Some parts of the services sector also reported strong growth from the housing market, where homeowners continue to benefit from the stamp duty holiday.
Survey respondents said the pent-up demand and work on projects that had been delayed at an earlier stage in the pandemic also helped contribute towards the growth.
But exports remained subdued, with respondents suggesting the issues over new post-Brexit rules are continuing to keep EU-based businesses away from working with British-based firms.
Subdued orders from overseas were also impacted by Covid-19 restrictions on international travel.
Where there was international growth for UK services businesses, it tended to be found in the US and Asia, the survey found.
The signs of inflation started emerging through increases in costs from fuel, transportation and higher raw material costs for imports.
Regardless of whether the sector’s glass is now half empty or half full, the acceleration in input price inflation to its highest in nearly three years is a worry
As a result, the prices charged by service providers rose at the sharpest pace since November 2017.
Tim Moore, economics director at IHS Markit, which compiles the survey, said: “Around two-thirds of the survey panel forecast an increase in output during the year ahead, which reflected signs of pent-up demand and a boost to growth projections from the successful UK vaccine rollout.
“Of the small minority citing downbeat expectations in March, this was often linked to uncertainty about international travel restrictions.”

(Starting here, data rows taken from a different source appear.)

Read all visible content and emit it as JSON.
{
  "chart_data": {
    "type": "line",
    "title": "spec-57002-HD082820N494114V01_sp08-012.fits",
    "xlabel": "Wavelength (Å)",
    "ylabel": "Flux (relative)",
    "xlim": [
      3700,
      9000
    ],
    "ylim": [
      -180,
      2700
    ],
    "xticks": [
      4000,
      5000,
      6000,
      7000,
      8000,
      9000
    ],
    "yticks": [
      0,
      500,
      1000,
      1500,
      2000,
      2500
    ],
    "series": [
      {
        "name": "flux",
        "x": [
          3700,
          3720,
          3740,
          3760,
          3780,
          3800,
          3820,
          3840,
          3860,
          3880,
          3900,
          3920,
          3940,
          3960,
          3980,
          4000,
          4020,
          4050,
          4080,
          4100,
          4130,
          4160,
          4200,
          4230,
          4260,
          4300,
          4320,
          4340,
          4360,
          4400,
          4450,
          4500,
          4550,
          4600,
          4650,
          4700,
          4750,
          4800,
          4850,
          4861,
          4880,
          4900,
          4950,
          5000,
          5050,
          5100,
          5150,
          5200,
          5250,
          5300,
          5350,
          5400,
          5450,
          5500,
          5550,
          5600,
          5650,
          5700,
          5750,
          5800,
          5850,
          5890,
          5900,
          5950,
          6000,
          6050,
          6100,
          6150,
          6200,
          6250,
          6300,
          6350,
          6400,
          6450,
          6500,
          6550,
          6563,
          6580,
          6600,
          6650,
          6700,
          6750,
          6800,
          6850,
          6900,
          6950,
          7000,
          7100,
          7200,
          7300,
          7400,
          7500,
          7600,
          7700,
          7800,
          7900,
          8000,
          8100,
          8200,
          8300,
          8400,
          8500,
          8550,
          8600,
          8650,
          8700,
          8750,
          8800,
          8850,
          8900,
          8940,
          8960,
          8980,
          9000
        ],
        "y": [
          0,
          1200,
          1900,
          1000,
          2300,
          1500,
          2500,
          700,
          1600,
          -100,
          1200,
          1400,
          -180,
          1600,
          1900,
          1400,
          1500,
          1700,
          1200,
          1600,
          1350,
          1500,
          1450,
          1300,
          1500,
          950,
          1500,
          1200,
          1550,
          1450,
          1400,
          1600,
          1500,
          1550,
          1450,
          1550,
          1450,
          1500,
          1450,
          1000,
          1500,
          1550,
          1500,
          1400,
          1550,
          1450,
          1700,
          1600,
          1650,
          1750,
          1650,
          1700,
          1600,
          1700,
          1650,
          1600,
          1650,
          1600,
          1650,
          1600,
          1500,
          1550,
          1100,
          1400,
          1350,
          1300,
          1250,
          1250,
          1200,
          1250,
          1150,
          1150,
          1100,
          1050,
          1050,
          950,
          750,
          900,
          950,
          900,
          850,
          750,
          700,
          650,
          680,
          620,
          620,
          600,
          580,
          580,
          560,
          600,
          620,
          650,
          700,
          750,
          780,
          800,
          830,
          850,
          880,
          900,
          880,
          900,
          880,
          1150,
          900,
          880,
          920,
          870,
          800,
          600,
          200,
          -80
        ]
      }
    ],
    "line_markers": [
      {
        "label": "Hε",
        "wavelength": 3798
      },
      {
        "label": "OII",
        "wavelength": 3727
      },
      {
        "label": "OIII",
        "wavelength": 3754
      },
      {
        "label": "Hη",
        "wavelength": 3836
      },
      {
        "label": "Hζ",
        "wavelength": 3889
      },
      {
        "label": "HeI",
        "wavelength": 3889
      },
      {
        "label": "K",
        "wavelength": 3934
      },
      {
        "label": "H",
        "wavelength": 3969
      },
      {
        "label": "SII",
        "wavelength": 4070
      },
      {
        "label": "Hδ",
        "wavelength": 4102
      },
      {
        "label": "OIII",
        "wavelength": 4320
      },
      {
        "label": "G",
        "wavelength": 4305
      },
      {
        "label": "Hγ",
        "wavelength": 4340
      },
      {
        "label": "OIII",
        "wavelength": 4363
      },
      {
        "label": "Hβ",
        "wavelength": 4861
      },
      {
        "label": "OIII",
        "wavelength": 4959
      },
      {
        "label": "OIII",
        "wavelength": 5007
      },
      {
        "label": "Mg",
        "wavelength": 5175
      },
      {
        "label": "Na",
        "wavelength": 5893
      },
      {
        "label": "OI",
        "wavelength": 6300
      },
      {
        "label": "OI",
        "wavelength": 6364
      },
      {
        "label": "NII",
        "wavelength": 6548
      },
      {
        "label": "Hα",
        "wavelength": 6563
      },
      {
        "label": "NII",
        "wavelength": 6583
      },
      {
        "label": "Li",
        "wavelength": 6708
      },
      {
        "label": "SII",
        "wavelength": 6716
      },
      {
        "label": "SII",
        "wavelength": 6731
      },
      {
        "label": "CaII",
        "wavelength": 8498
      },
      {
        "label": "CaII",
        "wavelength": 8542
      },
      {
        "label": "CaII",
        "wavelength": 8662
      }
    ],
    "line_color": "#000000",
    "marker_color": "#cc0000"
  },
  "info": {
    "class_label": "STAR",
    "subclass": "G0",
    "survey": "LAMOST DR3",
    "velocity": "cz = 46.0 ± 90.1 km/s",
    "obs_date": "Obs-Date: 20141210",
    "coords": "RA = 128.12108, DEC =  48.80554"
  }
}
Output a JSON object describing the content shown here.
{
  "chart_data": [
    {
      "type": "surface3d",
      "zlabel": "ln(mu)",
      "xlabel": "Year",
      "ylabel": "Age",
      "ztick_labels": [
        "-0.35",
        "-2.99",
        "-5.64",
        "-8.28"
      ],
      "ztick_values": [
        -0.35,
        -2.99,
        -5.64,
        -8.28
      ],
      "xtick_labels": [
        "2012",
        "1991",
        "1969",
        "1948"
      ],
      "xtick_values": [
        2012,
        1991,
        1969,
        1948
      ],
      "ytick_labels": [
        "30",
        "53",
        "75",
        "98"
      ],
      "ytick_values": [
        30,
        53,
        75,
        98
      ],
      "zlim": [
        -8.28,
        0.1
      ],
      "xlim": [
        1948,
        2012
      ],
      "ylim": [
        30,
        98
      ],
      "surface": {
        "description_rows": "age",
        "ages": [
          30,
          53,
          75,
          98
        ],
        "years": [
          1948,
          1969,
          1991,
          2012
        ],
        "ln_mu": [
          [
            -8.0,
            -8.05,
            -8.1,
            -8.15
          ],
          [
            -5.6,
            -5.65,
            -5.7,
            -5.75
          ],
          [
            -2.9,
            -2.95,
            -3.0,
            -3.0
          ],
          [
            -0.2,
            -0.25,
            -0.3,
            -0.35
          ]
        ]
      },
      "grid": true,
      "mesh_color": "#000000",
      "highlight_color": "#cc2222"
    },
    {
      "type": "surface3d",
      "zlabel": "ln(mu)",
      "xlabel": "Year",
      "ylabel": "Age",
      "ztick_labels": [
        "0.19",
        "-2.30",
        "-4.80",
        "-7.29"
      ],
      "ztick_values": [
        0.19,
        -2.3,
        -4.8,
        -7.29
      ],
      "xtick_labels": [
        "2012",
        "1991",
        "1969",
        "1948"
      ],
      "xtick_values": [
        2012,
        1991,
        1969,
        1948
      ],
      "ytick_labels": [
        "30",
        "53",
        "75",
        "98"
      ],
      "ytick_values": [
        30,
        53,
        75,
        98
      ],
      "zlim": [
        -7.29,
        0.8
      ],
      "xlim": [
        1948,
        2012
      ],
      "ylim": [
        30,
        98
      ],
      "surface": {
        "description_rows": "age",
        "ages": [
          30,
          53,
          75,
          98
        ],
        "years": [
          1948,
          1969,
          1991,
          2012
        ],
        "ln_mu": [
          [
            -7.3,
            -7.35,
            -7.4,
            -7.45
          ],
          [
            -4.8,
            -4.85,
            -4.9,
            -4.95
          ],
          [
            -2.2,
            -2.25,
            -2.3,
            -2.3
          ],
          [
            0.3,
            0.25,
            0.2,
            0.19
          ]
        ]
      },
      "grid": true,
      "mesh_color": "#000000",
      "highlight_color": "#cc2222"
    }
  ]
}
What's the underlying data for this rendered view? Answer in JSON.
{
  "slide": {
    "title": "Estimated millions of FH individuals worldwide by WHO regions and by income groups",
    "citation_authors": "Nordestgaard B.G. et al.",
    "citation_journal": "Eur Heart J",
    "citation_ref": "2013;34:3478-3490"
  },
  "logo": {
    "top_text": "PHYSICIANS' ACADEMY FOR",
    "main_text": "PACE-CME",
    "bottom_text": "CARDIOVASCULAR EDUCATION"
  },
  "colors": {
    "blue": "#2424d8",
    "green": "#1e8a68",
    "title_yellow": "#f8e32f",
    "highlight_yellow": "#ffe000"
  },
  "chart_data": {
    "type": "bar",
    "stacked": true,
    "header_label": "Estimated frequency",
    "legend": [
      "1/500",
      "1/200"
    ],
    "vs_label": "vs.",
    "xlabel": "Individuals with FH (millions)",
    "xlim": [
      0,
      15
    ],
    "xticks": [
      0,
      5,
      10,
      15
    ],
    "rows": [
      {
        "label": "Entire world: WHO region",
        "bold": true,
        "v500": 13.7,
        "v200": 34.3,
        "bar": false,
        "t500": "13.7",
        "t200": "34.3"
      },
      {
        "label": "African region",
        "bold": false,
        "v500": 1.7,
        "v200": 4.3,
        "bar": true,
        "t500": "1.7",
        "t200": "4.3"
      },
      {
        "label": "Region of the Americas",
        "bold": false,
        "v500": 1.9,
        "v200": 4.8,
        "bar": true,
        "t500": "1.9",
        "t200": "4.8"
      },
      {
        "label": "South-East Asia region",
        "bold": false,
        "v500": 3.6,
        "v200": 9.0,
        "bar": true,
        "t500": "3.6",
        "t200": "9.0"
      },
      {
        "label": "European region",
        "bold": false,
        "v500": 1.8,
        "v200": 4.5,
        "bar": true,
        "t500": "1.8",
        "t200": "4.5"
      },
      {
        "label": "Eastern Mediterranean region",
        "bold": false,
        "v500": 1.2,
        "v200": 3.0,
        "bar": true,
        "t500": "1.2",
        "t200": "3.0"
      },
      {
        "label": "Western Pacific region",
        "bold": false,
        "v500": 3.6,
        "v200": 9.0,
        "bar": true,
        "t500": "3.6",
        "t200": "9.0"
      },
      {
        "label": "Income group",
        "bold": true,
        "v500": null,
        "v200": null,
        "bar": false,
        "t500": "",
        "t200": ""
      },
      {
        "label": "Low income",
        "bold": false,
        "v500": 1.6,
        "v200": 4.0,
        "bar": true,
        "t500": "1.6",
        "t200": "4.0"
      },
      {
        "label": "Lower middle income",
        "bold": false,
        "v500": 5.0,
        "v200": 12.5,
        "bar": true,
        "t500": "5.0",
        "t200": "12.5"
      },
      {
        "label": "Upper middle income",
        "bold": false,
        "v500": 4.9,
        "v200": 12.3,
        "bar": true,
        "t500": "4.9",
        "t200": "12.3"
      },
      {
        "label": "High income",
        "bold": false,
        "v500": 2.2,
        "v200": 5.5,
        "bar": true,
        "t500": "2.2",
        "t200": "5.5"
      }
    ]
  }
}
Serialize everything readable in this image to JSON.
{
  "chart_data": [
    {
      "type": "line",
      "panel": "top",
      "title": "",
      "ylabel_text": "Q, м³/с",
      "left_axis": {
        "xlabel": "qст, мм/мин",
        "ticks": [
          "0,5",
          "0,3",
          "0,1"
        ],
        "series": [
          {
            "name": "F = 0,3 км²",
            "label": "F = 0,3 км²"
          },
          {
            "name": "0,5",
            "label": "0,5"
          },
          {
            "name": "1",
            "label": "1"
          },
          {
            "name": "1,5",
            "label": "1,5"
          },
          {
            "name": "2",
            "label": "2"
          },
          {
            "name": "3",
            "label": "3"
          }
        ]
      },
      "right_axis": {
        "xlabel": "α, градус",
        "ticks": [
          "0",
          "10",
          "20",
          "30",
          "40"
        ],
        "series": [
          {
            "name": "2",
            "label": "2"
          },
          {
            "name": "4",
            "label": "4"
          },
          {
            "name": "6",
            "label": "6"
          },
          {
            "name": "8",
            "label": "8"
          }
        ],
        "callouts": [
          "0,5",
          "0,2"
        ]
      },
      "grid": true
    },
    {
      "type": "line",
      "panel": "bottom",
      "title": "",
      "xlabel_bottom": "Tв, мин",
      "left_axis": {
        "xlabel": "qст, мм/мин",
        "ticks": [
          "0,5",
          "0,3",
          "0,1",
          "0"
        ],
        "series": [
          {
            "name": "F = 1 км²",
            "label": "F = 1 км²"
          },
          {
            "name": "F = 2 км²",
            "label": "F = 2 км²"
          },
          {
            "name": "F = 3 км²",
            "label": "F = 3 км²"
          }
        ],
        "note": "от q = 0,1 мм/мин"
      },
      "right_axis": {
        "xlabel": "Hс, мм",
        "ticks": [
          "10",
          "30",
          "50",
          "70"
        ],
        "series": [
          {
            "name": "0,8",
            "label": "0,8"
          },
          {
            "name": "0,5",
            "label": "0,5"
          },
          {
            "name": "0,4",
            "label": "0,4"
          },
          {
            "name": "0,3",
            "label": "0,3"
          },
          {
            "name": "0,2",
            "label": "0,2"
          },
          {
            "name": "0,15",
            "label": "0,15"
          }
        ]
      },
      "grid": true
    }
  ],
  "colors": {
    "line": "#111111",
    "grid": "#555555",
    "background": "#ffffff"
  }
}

Duncan Brock, group director at the Chartered Institute of Procurement & Supply (CIPS), said: “The dominant service sector moved up several gears into growth with a strong leap in overall output, topped off with a rise in job creation for the first time since the pandemic began at the beginning of 2020.
“Projects in suspension were restarted along with robust plans for future business as new orders rose at the strongest rate since August despite a marginal drop in exports which have remained stubbornly sluggish in recent months.”
He added: “However, regardless of whether the sector’s glass is now half empty or half full, the acceleration in input price inflation to its highest in nearly three years is a worry.”